Ein sechzig Seemeilen breiter Meeresarm trennt Hawaii von der Nachbarinsel Maui, der zweitgrößten des Archipels. Wir trafen es insofern gut, als ein frischer Südwind uns den Gebrauch des Segels erlaubte. Für so kleine Boote ist die Fahrt über den »Kanal« immerhin ein Wagestück, und wir blieben auch bald allein auf der weiten Wasserfläche. Wir begegneten gegen Mittag einem großen Bremer Segelschiff, das auf seinem Wege von San Franzisko nach Australien hier durchpassierte. Da unser Kurs den seinen kreuzte, liefen wir so dicht, als es uns möglich war, an das Schiff heran und gaben uns als Landsleute zu erkennen. Der Kapitän benutzte die Gelegenheit, uns Mitteilungen in die Heimat anzuvertrauen. Als das die Besatzung erfuhr, wollte ein jeder einen kurzen Gruß auf diese ungewöhnliche Art in die Heimat gelangen lassen. Das Schiff drehte eigens zu dem Zwecke bei, und unsere Freundlichkeit verursachte uns einen fast einstündigen Aufenthalt. Da ich aus eigener Erfahrung wußte, welche Freude ein Seemann, der monatelang von jeder Verbindung mit dem festen Lande abgeschnitten ist, empfindet, wenn sich ihm Gelegenheit zu einem Briefe nach Hause bietet, so nahm ich gern die Mühe auf mich, obwohl der nächste Briefkasten etwas sehr unbequem lag.

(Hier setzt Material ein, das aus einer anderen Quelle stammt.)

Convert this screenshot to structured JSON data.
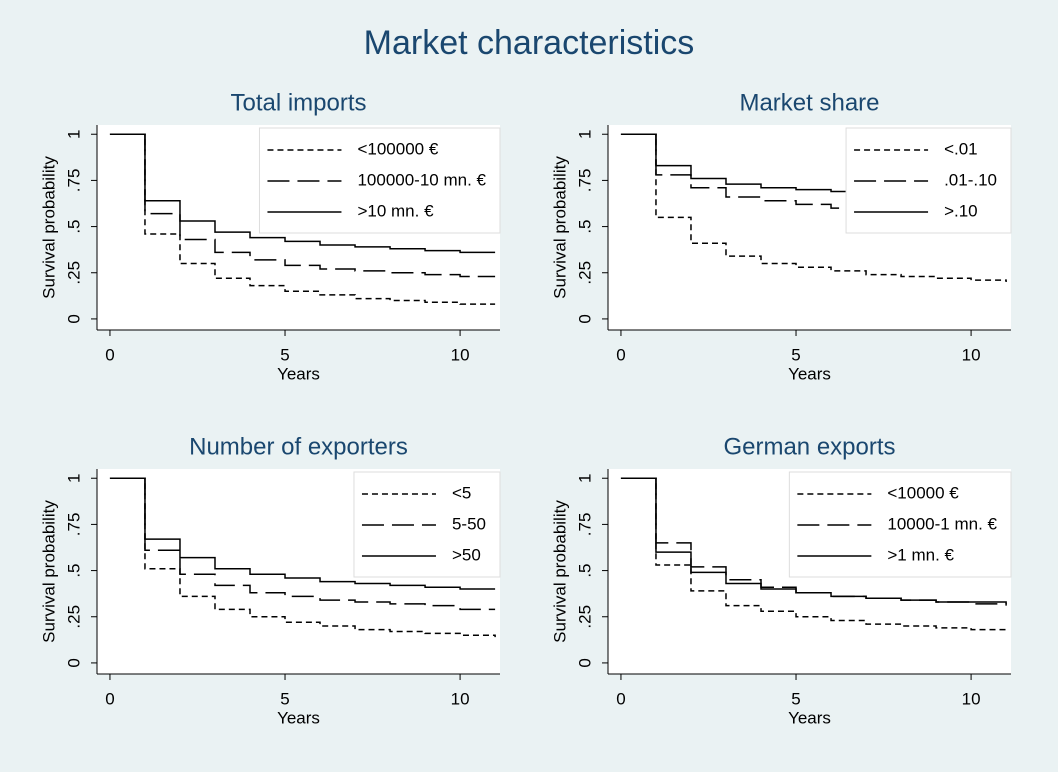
{
  "title": "Market characteristics",
  "chart_data": [
    {
      "type": "line",
      "step": true,
      "title": "Total imports",
      "xlabel": "Years",
      "ylabel": "Survival probability",
      "x": [
        0,
        1,
        2,
        3,
        4,
        5,
        6,
        7,
        8,
        9,
        10,
        11
      ],
      "series": [
        {
          "name": "<100000 €",
          "color": "#000000",
          "dash": "short",
          "values": [
            1,
            0.46,
            0.3,
            0.22,
            0.18,
            0.15,
            0.13,
            0.11,
            0.1,
            0.09,
            0.08,
            0.08
          ]
        },
        {
          "name": "100000-10 mn. €",
          "color": "#000000",
          "dash": "long",
          "values": [
            1,
            0.57,
            0.43,
            0.36,
            0.32,
            0.29,
            0.27,
            0.26,
            0.25,
            0.24,
            0.23,
            0.23
          ]
        },
        {
          "name": ">10 mn. €",
          "color": "#000000",
          "dash": "solid",
          "values": [
            1,
            0.64,
            0.53,
            0.47,
            0.44,
            0.42,
            0.4,
            0.39,
            0.38,
            0.37,
            0.36,
            0.36
          ]
        }
      ],
      "xlim": [
        -0.37,
        11.14
      ],
      "xticks": [
        0,
        5,
        10
      ],
      "ylim": [
        -0.06,
        1.05
      ],
      "yticks": [
        0,
        {
          "value": 0.25,
          "label": ".25"
        },
        {
          "value": 0.5,
          "label": ".5"
        },
        {
          "value": 0.75,
          "label": ".75"
        },
        1
      ],
      "grid": false,
      "legend": "top-right"
    },
    {
      "type": "line",
      "step": true,
      "title": "Market share",
      "xlabel": "Years",
      "ylabel": "Survival probability",
      "x": [
        0,
        1,
        2,
        3,
        4,
        5,
        6,
        7,
        8,
        9,
        10,
        11
      ],
      "series": [
        {
          "name": "<.01",
          "color": "#000000",
          "dash": "short",
          "values": [
            1,
            0.55,
            0.41,
            0.34,
            0.3,
            0.28,
            0.26,
            0.24,
            0.23,
            0.22,
            0.21,
            0.2
          ]
        },
        {
          "name": ".01-.10",
          "color": "#000000",
          "dash": "long",
          "values": [
            1,
            0.78,
            0.71,
            0.66,
            0.64,
            0.62,
            0.6,
            0.59,
            0.58,
            0.57,
            0.56,
            0.56
          ]
        },
        {
          "name": ">.10",
          "color": "#000000",
          "dash": "solid",
          "values": [
            1,
            0.83,
            0.76,
            0.73,
            0.71,
            0.7,
            0.69,
            0.68,
            0.67,
            0.66,
            0.66,
            0.66
          ]
        }
      ],
      "xlim": [
        -0.37,
        11.14
      ],
      "xticks": [
        0,
        5,
        10
      ],
      "ylim": [
        -0.06,
        1.05
      ],
      "yticks": [
        0,
        {
          "value": 0.25,
          "label": ".25"
        },
        {
          "value": 0.5,
          "label": ".5"
        },
        {
          "value": 0.75,
          "label": ".75"
        },
        1
      ],
      "grid": false,
      "legend": "top-right"
    },
    {
      "type": "line",
      "step": true,
      "title": "Number of exporters",
      "xlabel": "Years",
      "ylabel": "Survival probability",
      "x": [
        0,
        1,
        2,
        3,
        4,
        5,
        6,
        7,
        8,
        9,
        10,
        11
      ],
      "series": [
        {
          "name": "<5",
          "color": "#000000",
          "dash": "short",
          "values": [
            1,
            0.51,
            0.36,
            0.29,
            0.25,
            0.22,
            0.2,
            0.18,
            0.17,
            0.16,
            0.15,
            0.14
          ]
        },
        {
          "name": "5-50",
          "color": "#000000",
          "dash": "long",
          "values": [
            1,
            0.61,
            0.48,
            0.42,
            0.38,
            0.36,
            0.34,
            0.33,
            0.32,
            0.31,
            0.29,
            0.29
          ]
        },
        {
          "name": ">50",
          "color": "#000000",
          "dash": "solid",
          "values": [
            1,
            0.67,
            0.57,
            0.51,
            0.48,
            0.46,
            0.44,
            0.43,
            0.42,
            0.41,
            0.4,
            0.4
          ]
        }
      ],
      "xlim": [
        -0.37,
        11.14
      ],
      "xticks": [
        0,
        5,
        10
      ],
      "ylim": [
        -0.06,
        1.05
      ],
      "yticks": [
        0,
        {
          "value": 0.25,
          "label": ".25"
        },
        {
          "value": 0.5,
          "label": ".5"
        },
        {
          "value": 0.75,
          "label": ".75"
        },
        1
      ],
      "grid": false,
      "legend": "top-right"
    },
    {
      "type": "line",
      "step": true,
      "title": "German exports",
      "xlabel": "Years",
      "ylabel": "Survival probability",
      "x": [
        0,
        1,
        2,
        3,
        4,
        5,
        6,
        7,
        8,
        9,
        10,
        11
      ],
      "series": [
        {
          "name": "<10000 €",
          "color": "#000000",
          "dash": "short",
          "values": [
            1,
            0.53,
            0.39,
            0.31,
            0.28,
            0.25,
            0.23,
            0.21,
            0.2,
            0.19,
            0.18,
            0.17
          ]
        },
        {
          "name": "10000-1 mn. €",
          "color": "#000000",
          "dash": "long",
          "values": [
            1,
            0.65,
            0.52,
            0.45,
            0.41,
            0.38,
            0.36,
            0.35,
            0.34,
            0.33,
            0.32,
            0.31
          ]
        },
        {
          "name": ">1 mn. €",
          "color": "#000000",
          "dash": "solid",
          "values": [
            1,
            0.6,
            0.49,
            0.43,
            0.4,
            0.38,
            0.36,
            0.35,
            0.34,
            0.33,
            0.33,
            0.32
          ]
        }
      ],
      "xlim": [
        -0.37,
        11.14
      ],
      "xticks": [
        0,
        5,
        10
      ],
      "ylim": [
        -0.06,
        1.05
      ],
      "yticks": [
        0,
        {
          "value": 0.25,
          "label": ".25"
        },
        {
          "value": 0.5,
          "label": ".5"
        },
        {
          "value": 0.75,
          "label": ".75"
        },
        1
      ],
      "grid": false,
      "legend": "top-right"
    }
  ]
}
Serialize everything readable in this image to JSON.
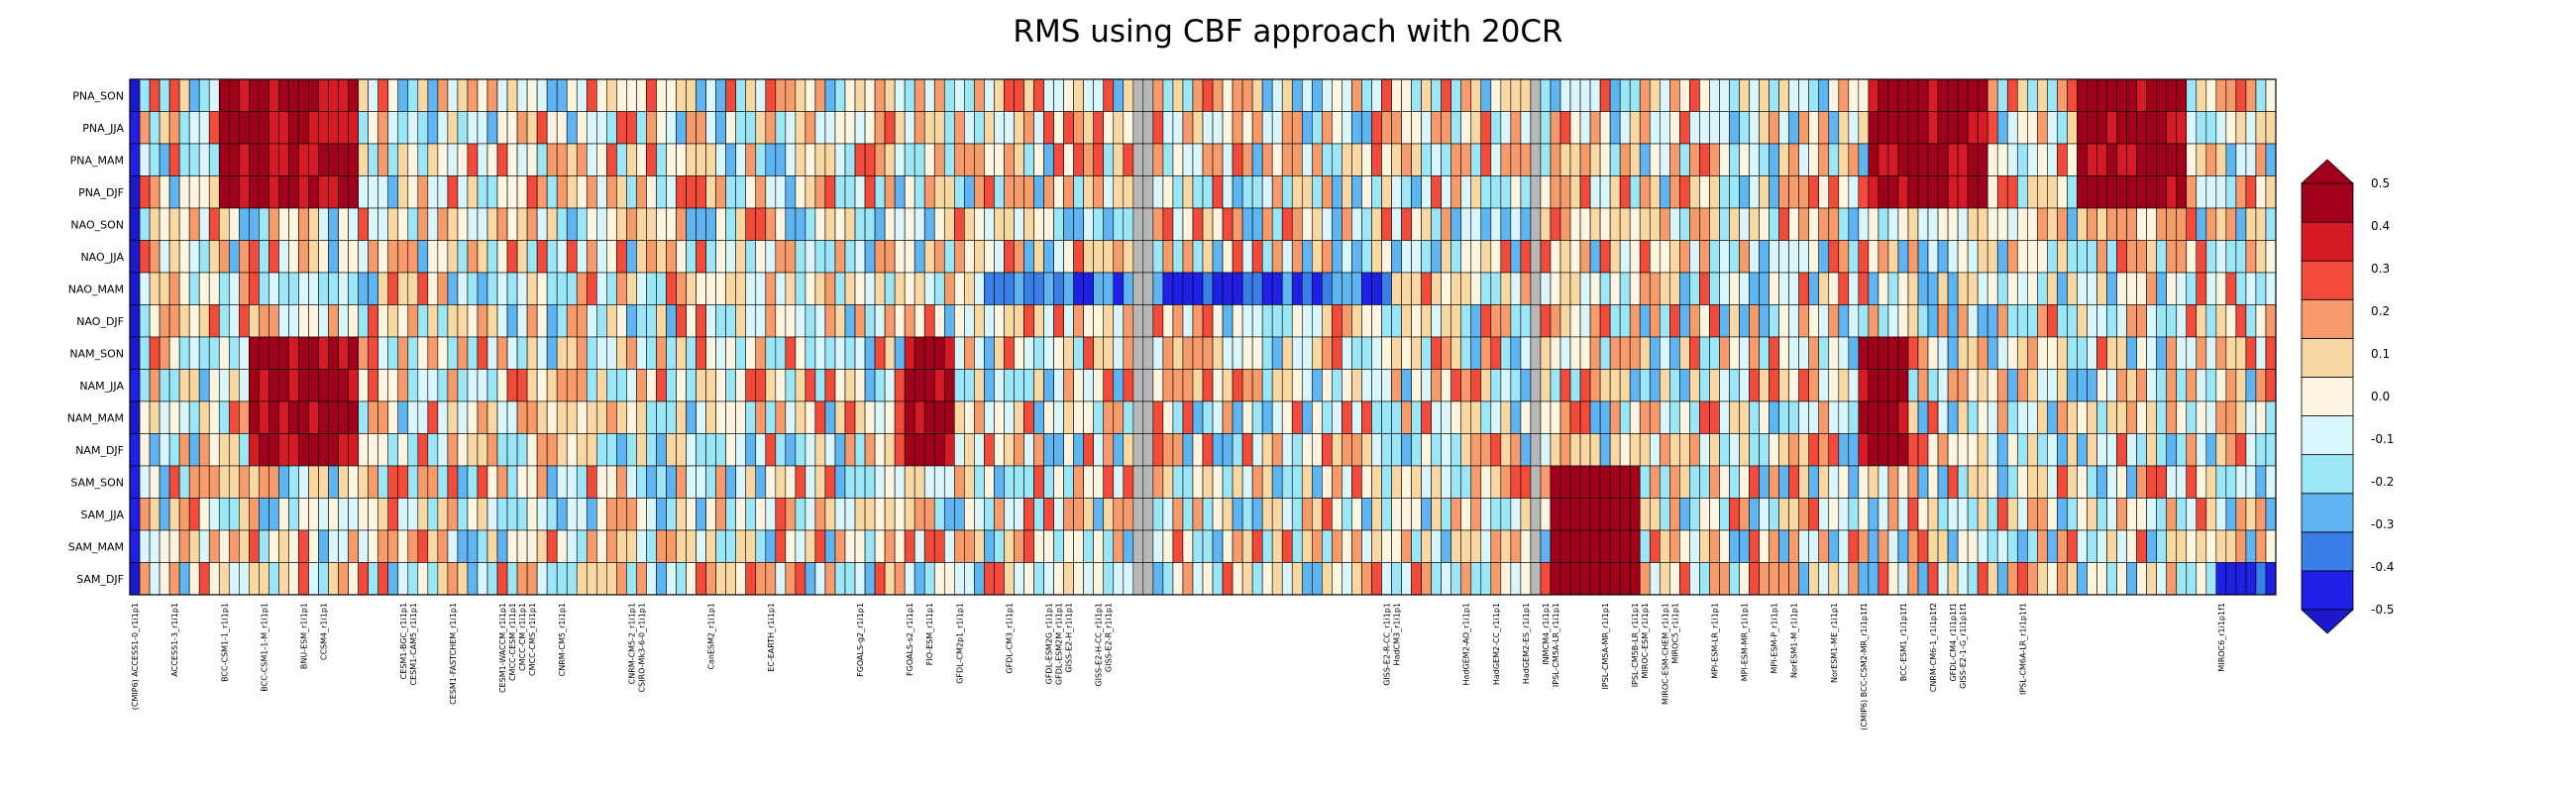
{
  "chart_data": {
    "type": "heatmap",
    "title": "RMS using CBF approach with 20CR",
    "rows": [
      "PNA_SON",
      "PNA_JJA",
      "PNA_MAM",
      "PNA_DJF",
      "NAO_SON",
      "NAO_JJA",
      "NAO_MAM",
      "NAO_DJF",
      "NAM_SON",
      "NAM_JJA",
      "NAM_MAM",
      "NAM_DJF",
      "SAM_SON",
      "SAM_JJA",
      "SAM_MAM",
      "SAM_DJF"
    ],
    "colorbar": {
      "ticks": [
        "0.5",
        "0.4",
        "0.3",
        "0.2",
        "0.1",
        "0.0",
        "-0.1",
        "-0.2",
        "-0.3",
        "-0.4",
        "-0.5"
      ],
      "bounds": [
        -0.5,
        0.5
      ],
      "colors": [
        "#1f1fe6",
        "#3a7ee8",
        "#5fb4f2",
        "#9be6f7",
        "#d8f6fb",
        "#fdf5df",
        "#fad8a3",
        "#f79a6c",
        "#f24b3c",
        "#d61a26",
        "#a1001a"
      ],
      "under_color": "#1a1acc",
      "over_color": "#a1001a",
      "missing_color": "#b8b8b8"
    },
    "group_gaps_after_col": [
      102,
      112
    ],
    "missing_value_columns": [
      101,
      102,
      141
    ],
    "column_labels": {
      "0": "(CMIP6) ACCESS1-0_r1i1p1",
      "4": "ACCESS1-3_r1i1p1",
      "9": "BCC-CSM1-1_r1i1p1",
      "13": "BCC-CSM1-1-M_r1i1p1",
      "17": "BNU-ESM_r1i1p1",
      "19": "CCSM4_r1i1p1",
      "27": "CESM1-BGC_r1i1p1",
      "28": "CESM1-CAM5_r1i1p1",
      "32": "CESM1-FASTCHEM_r1i1p1",
      "37": "CESM1-WACCM_r1i1p1",
      "38": "CMCC-CESM_r1i1p1",
      "39": "CMCC-CM_r1i1p1",
      "40": "CMCC-CMS_r1i1p1",
      "43": "CNRM-CM5_r1i1p1",
      "50": "CNRM-CM5-2_r1i1p1",
      "51": "CSIRO-Mk3-6-0_r1i1p1",
      "58": "CanESM2_r1i1p1",
      "64": "EC-EARTH_r1i1p1",
      "73": "FGOALS-g2_r1i1p1",
      "78": "FGOALS-s2_r1i1p1",
      "80": "FIO-ESM_r1i1p1",
      "83": "GFDL-CM2p1_r1i1p1",
      "88": "GFDL-CM3_r1i1p1",
      "92": "GFDL-ESM2G_r1i1p1",
      "93": "GFDL-ESM2M_r1i1p1",
      "94": "GISS-E2-H_r1i1p1",
      "97": "GISS-E2-H-CC_r1i1p1",
      "98": "GISS-E2-R_r1i1p1",
      "126": "GISS-E2-R-CC_r1i1p1",
      "127": "HadCM3_r1i1p1",
      "134": "HadGEM2-AO_r1i1p1",
      "137": "HadGEM2-CC_r1i1p1",
      "140": "HadGEM2-ES_r1i1p1",
      "142": "INMCM4_r1i1p1",
      "143": "IPSL-CM5A-LR_r1i1p1",
      "148": "IPSL-CM5A-MR_r1i1p1",
      "151": "IPSL-CM5B-LR_r1i1p1",
      "152": "MIROC-ESM_r1i1p1",
      "154": "MIROC-ESM-CHEM_r1i1p1",
      "155": "MIROC5_r1i1p1",
      "159": "MPI-ESM-LR_r1i1p1",
      "162": "MPI-ESM-MR_r1i1p1",
      "165": "MPI-ESM-P_r1i1p1",
      "167": "NorESM1-M_r1i1p1",
      "171": "NorESM1-ME_r1i1p1",
      "174": "(CMIP6) BCC-CSM2-MR_r1i1p1f1",
      "178": "BCC-ESM1_r1i1p1f1",
      "181": "CNRM-CM6-1_r1i1p1f2",
      "183": "GFDL-CM4_r1i1p1f1",
      "184": "GISS-E2-1-G_r1i1p1f1",
      "190": "IPSL-CM6A-LR_r1i1p1f1",
      "210": "MIROC6_r1i1p1f1"
    }
  }
}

Mit der sinkenden Sonne erreichten wir das kleine Dörfchen Nuu, dessen Bewohner »Europens übertünchte Höflichkeit« bereits in ihr ständiges Inventar übernommen hatten. Sie empfingen uns gastfreundlich wie ihre Stammesgenossen auf der Westküste von Hawaii, aber schon bei der Abendmahlzeit merkten wir, daß die Insel oft von fremden Besuchern aufgesucht wurde. Die »Fremdenindustrie«, wie man daheim an schönen Landschaftsorten die Halsabschneiderei euphemistisch nennt, hatte hier bereits zarte Wurzeln geschlagen. Zwar wagte man sich erst schüchtern mit einer Frage nach »der gewünschten Preislage« hervor und bewertete das Essen und Nachtlager nach wenigen Pfennigen, aber der Anfang war doch gemacht.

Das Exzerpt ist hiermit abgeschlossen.